A pro-independence protest in Catalonia kept tensions between the wealthy Spanish region and the central government in Madrid in the spotlight, although Spain’s bond market was calmer after heavy selling the previous day after an independence vote on Sunday that was marred by police violence.

The overall mood across government bond markets was bearish as investors took their cue from upbeat economic data to sell fixed income and buy risk assets such as stocks.

The U.S. Institute for Supply Management index, released on Monday, rose to 60.8 in September, from 58.8 in August, exceeding analyst expectations. The components of the index showed gains across the board.

That boosted expectations for another U.S. rate rise this year, lifting the dollar. The euro, in turn, fell to a 1-1/2-month low just below $1.17.

A weakening in the single currency is seen as a headwind for bond markets since it could encourage the European Central Bank to press ahead with plans to unwind its massive stimulus scheme.

The euro, up around 12 percent against the dollar this year, has complicated the ECB’s plans for exiting its stimulus scheme because a strong currency puts downward pressure on inflation.
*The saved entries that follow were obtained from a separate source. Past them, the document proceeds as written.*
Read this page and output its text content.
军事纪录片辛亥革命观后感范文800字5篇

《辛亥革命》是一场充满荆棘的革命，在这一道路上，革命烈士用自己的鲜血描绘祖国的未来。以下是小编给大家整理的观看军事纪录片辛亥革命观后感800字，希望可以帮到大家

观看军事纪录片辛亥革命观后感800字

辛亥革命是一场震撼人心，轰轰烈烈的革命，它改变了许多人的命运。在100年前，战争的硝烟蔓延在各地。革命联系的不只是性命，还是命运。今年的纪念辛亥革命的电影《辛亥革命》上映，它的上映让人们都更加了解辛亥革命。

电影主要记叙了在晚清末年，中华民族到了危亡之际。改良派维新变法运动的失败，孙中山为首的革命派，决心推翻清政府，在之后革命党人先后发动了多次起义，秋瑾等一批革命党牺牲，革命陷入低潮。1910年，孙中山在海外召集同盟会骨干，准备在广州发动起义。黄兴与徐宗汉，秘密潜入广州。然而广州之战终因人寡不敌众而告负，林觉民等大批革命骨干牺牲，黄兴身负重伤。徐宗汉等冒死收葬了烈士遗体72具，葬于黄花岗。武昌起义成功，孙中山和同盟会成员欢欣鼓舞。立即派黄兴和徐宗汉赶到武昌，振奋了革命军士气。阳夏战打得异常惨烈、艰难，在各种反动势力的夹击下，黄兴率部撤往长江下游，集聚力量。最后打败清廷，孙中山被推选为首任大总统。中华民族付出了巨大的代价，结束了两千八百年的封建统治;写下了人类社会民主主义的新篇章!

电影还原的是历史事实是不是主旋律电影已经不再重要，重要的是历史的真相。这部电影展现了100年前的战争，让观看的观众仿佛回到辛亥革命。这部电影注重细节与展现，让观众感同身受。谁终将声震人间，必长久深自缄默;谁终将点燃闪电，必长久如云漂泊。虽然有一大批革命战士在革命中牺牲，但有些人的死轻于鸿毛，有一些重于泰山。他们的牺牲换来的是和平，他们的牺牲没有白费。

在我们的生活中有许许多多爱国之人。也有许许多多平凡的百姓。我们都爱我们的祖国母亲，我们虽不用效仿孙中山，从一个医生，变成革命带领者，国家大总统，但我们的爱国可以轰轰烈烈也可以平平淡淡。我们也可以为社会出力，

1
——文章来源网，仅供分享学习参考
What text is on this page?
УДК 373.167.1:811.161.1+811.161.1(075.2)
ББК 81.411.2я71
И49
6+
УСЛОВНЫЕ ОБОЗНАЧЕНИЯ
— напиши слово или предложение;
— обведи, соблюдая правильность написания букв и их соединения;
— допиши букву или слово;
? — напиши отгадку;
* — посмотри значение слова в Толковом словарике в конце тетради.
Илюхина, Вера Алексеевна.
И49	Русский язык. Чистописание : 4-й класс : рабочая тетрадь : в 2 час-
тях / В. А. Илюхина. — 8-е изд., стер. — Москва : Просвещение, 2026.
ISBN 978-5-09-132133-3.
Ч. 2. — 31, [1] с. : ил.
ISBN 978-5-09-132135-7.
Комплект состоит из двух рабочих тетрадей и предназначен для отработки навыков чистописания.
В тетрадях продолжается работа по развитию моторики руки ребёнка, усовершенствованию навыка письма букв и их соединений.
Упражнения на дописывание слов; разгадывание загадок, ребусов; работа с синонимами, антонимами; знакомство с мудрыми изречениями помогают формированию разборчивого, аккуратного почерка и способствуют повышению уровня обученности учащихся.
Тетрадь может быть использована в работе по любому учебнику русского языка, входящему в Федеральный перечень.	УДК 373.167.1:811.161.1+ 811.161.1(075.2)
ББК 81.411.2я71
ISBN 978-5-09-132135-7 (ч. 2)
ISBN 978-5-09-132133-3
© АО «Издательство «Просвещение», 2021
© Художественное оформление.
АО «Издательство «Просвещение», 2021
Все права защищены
Data on Tuesday showed euro zone producer prices rose a higher-than-expected 2.5 percent in August compared with a year earlier.

Most bond yields in the bloc were up 2-4 basis points on the day. Germany’s benchmark 10-year yield rose 4 bps to 0.49 percent, heading back towards 8-week highs hit last week after a tax plan from the U.S. administration renewed reflation bets.

A public holiday in Germany, however added to subdued trade.

Two-year U.S. Treasury yields hovered near 9-year peaks hit on Monday.

“People are still watching what the Fed is doing and in Europe, how the ECB will act,” said Benjamin Schroeder, senior rates strategist at ING.

Analysts said data on ECB bond buying, due out later in the day, would be scrutinized for signs on how close the central bank is to hitting its self-imposed limits for bond purchases.

A scarcity of eligible debt for quantitative easing is one reason why many economists anticipate ECB tapering in early 2018.

Spain’s 10-year yield was up 2 bps at 1.70 percent , but off highs seen in the wake of Sunday’s banned independence referendum in Catalonia.

The gap over German Bund yields narrowed to around 121 bps, having been at its widest level in around four months on Monday at around 126 bps.

“We don’t think tail risks from Catalonia will continue because this is a Spanish issue not a euro zone existential issue,” said Peter Chatwell, head of euro rates strategy at Mizuho.